君がくれた明日は、七色の光を描いている
「――勝手なこと言わないでよ。私が好きなのは、同じ学年の人じゃないですから」
誤魔化すために、適当なことを口走る私。
「へえ~。ほんとは誰が好きなの?」
余裕の表情で首を傾ける智也。
「た、滝沢仁……先輩、とか」
「ああ、あの硬派なひとね。紗矢花の好みとはちょっと違うんじゃない?」
嘘が下手だな、とでも言いたげに目を細める。
「残念だけど、俺は別れる気はないから」
「――え?」
きっぱりそう言ったあと、私のこめかみ辺りにキスをしてベンチから立ち上がった。
「また明日な。
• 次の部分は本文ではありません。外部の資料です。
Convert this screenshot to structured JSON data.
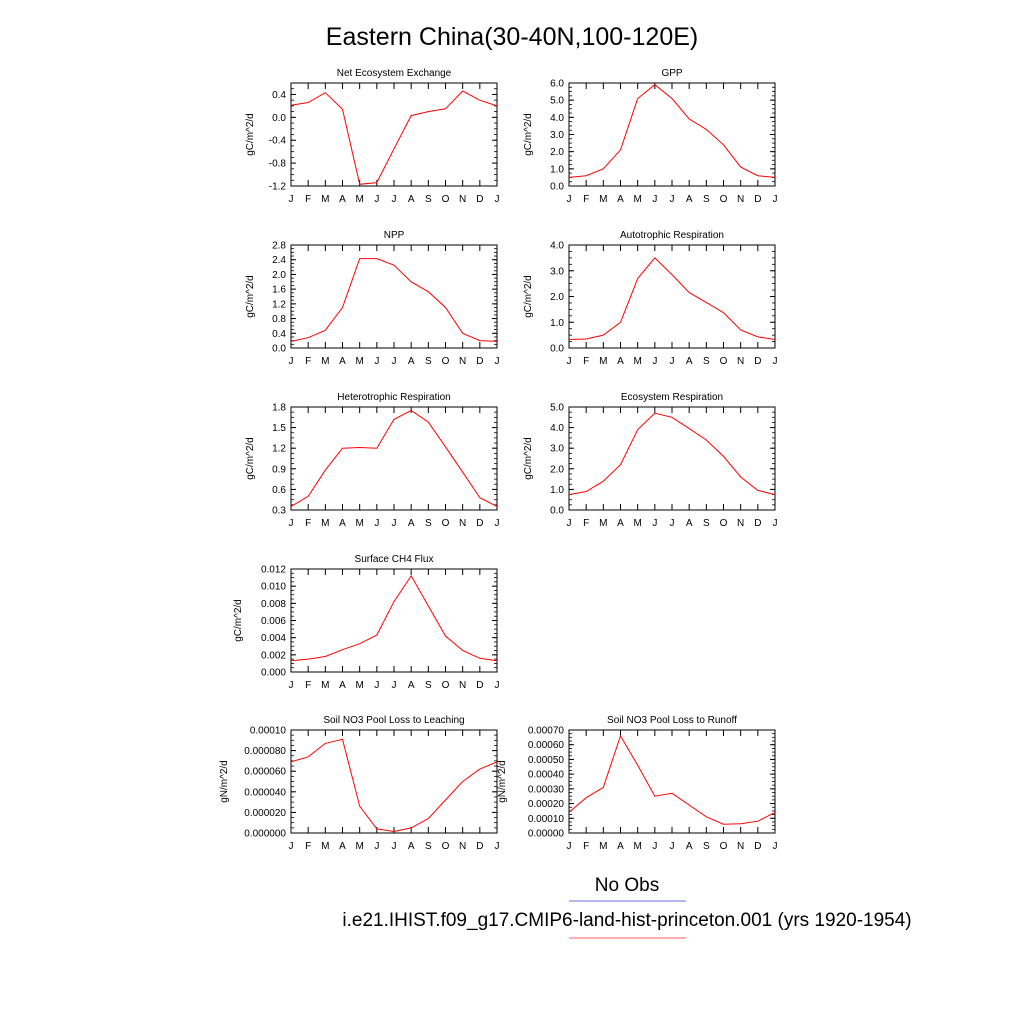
{
  "figure": {
    "title": "Eastern China(30-40N,100-120E)",
    "legend": {
      "entries": [
        {
          "label": "No Obs",
          "color": "#6b6bef"
        },
        {
          "label": "i.e21.IHIST.f09_g17.CMIP6-land-hist-princeton.001 (yrs 1920-1954)",
          "color": "#ff5c5c"
        }
      ]
    },
    "series_color": "#ff0000"
  },
  "chart_data": [
    {
      "type": "line",
      "title": "Net Ecosystem Exchange",
      "ylabel": "gC/m^2/d",
      "categories": [
        "J",
        "F",
        "M",
        "A",
        "M",
        "J",
        "J",
        "A",
        "S",
        "O",
        "N",
        "D",
        "J"
      ],
      "values": [
        0.21,
        0.26,
        0.43,
        0.14,
        -1.17,
        -1.14,
        -0.55,
        0.03,
        0.1,
        0.15,
        0.46,
        0.3,
        0.2
      ],
      "ylim": [
        -1.2,
        0.6
      ],
      "yticks": [
        -1.2,
        -0.8,
        -0.4,
        0.0,
        0.4
      ],
      "ytick_labels": [
        "-1.2",
        "-0.8",
        "-0.4",
        "0.0",
        "0.4"
      ]
    },
    {
      "type": "line",
      "title": "GPP",
      "ylabel": "gC/m^2/d",
      "categories": [
        "J",
        "F",
        "M",
        "A",
        "M",
        "J",
        "J",
        "A",
        "S",
        "O",
        "N",
        "D",
        "J"
      ],
      "values": [
        0.5,
        0.6,
        1.0,
        2.1,
        5.1,
        5.9,
        5.1,
        3.9,
        3.3,
        2.4,
        1.1,
        0.6,
        0.5
      ],
      "ylim": [
        0.0,
        6.0
      ],
      "yticks": [
        0.0,
        1.0,
        2.0,
        3.0,
        4.0,
        5.0,
        6.0
      ],
      "ytick_labels": [
        "0.0",
        "1.0",
        "2.0",
        "3.0",
        "4.0",
        "5.0",
        "6.0"
      ]
    },
    {
      "type": "line",
      "title": "NPP",
      "ylabel": "gC/m^2/d",
      "categories": [
        "J",
        "F",
        "M",
        "A",
        "M",
        "J",
        "J",
        "A",
        "S",
        "O",
        "N",
        "D",
        "J"
      ],
      "values": [
        0.18,
        0.28,
        0.48,
        1.1,
        2.43,
        2.43,
        2.25,
        1.8,
        1.53,
        1.1,
        0.4,
        0.2,
        0.18
      ],
      "ylim": [
        0.0,
        2.8
      ],
      "yticks": [
        0.0,
        0.4,
        0.8,
        1.2,
        1.6,
        2.0,
        2.4,
        2.8
      ],
      "ytick_labels": [
        "0.0",
        "0.4",
        "0.8",
        "1.2",
        "1.6",
        "2.0",
        "2.4",
        "2.8"
      ]
    },
    {
      "type": "line",
      "title": "Autotrophic Respiration",
      "ylabel": "gC/m^2/d",
      "categories": [
        "J",
        "F",
        "M",
        "A",
        "M",
        "J",
        "J",
        "A",
        "S",
        "O",
        "N",
        "D",
        "J"
      ],
      "values": [
        0.33,
        0.35,
        0.5,
        1.0,
        2.7,
        3.5,
        2.85,
        2.15,
        1.77,
        1.37,
        0.7,
        0.43,
        0.33
      ],
      "ylim": [
        0.0,
        4.0
      ],
      "yticks": [
        0.0,
        1.0,
        2.0,
        3.0,
        4.0
      ],
      "ytick_labels": [
        "0.0",
        "1.0",
        "2.0",
        "3.0",
        "4.0"
      ]
    },
    {
      "type": "line",
      "title": "Heterotrophic Respiration",
      "ylabel": "gC/m^2/d",
      "categories": [
        "J",
        "F",
        "M",
        "A",
        "M",
        "J",
        "J",
        "A",
        "S",
        "O",
        "N",
        "D",
        "J"
      ],
      "values": [
        0.35,
        0.5,
        0.88,
        1.2,
        1.21,
        1.2,
        1.62,
        1.75,
        1.58,
        1.22,
        0.85,
        0.48,
        0.35
      ],
      "ylim": [
        0.3,
        1.8
      ],
      "yticks": [
        0.3,
        0.6,
        0.9,
        1.2,
        1.5,
        1.8
      ],
      "ytick_labels": [
        "0.3",
        "0.6",
        "0.9",
        "1.2",
        "1.5",
        "1.8"
      ]
    },
    {
      "type": "line",
      "title": "Ecosystem Respiration",
      "ylabel": "gC/m^2/d",
      "categories": [
        "J",
        "F",
        "M",
        "A",
        "M",
        "J",
        "J",
        "A",
        "S",
        "O",
        "N",
        "D",
        "J"
      ],
      "values": [
        0.75,
        0.9,
        1.4,
        2.2,
        3.9,
        4.7,
        4.5,
        3.95,
        3.4,
        2.6,
        1.6,
        0.95,
        0.75
      ],
      "ylim": [
        0.0,
        5.0
      ],
      "yticks": [
        0.0,
        1.0,
        2.0,
        3.0,
        4.0,
        5.0
      ],
      "ytick_labels": [
        "0.0",
        "1.0",
        "2.0",
        "3.0",
        "4.0",
        "5.0"
      ]
    },
    {
      "type": "line",
      "title": "Surface CH4 Flux",
      "ylabel": "gC/m^2/d",
      "categories": [
        "J",
        "F",
        "M",
        "A",
        "M",
        "J",
        "J",
        "A",
        "S",
        "O",
        "N",
        "D",
        "J"
      ],
      "values": [
        0.0013,
        0.0015,
        0.0018,
        0.0026,
        0.0033,
        0.0043,
        0.0082,
        0.0112,
        0.0077,
        0.0042,
        0.0025,
        0.0016,
        0.0013
      ],
      "ylim": [
        0.0,
        0.012
      ],
      "yticks": [
        0.0,
        0.002,
        0.004,
        0.006,
        0.008,
        0.01,
        0.012
      ],
      "ytick_labels": [
        "0.000",
        "0.002",
        "0.004",
        "0.006",
        "0.008",
        "0.010",
        "0.012"
      ]
    },
    {
      "type": "line",
      "title": "Soil NO3 Pool Loss to Leaching",
      "ylabel": "gN/m^2/d",
      "categories": [
        "J",
        "F",
        "M",
        "A",
        "M",
        "J",
        "J",
        "A",
        "S",
        "O",
        "N",
        "D",
        "J"
      ],
      "values": [
        6.9e-05,
        7.4e-05,
        8.7e-05,
        9.1e-05,
        2.6e-05,
        4e-06,
        1.5e-06,
        5e-06,
        1.4e-05,
        3.2e-05,
        5e-05,
        6.2e-05,
        6.9e-05
      ],
      "ylim": [
        0.0,
        0.0001
      ],
      "yticks": [
        0.0,
        2e-05,
        4e-05,
        6e-05,
        8e-05,
        0.0001
      ],
      "ytick_labels": [
        "0.000000",
        "0.000020",
        "0.000040",
        "0.000060",
        "0.000080",
        "0.00010"
      ]
    },
    {
      "type": "line",
      "title": "Soil NO3 Pool Loss to Runoff",
      "ylabel": "gN/m^2/d",
      "categories": [
        "J",
        "F",
        "M",
        "A",
        "M",
        "J",
        "J",
        "A",
        "S",
        "O",
        "N",
        "D",
        "J"
      ],
      "values": [
        0.00014,
        0.00024,
        0.00031,
        0.00066,
        0.00046,
        0.00025,
        0.00027,
        0.00019,
        0.00011,
        6e-05,
        6.3e-05,
        8e-05,
        0.00014
      ],
      "ylim": [
        0.0,
        0.0007
      ],
      "yticks": [
        0.0,
        0.0001,
        0.0002,
        0.0003,
        0.0004,
        0.0005,
        0.0006,
        0.0007
      ],
      "ytick_labels": [
        "0.00000",
        "0.00010",
        "0.00020",
        "0.00030",
        "0.00040",
        "0.00050",
        "0.00060",
        "0.00070"
      ]
    }
  ]
}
紗矢花」
「ちょっと、待ってよっ」
まだ話は終わってないと引き止めるのを、立ち止まらずに振り向いた智也は軽く笑った。
「焦って別れることはないだろ」
「それは……」
確かに、そうかもしれない。
智也と別れたからって、朝陽くんがそばにいてくれるわけじゃない。
朝陽くんは、ずっとアリサのもの。
アリサから離れることはない。
でも。嫌がらせをされてまで、この関係を続ける必要はなかった。
彼の代わりは、智也じゃなくたっていいんだから。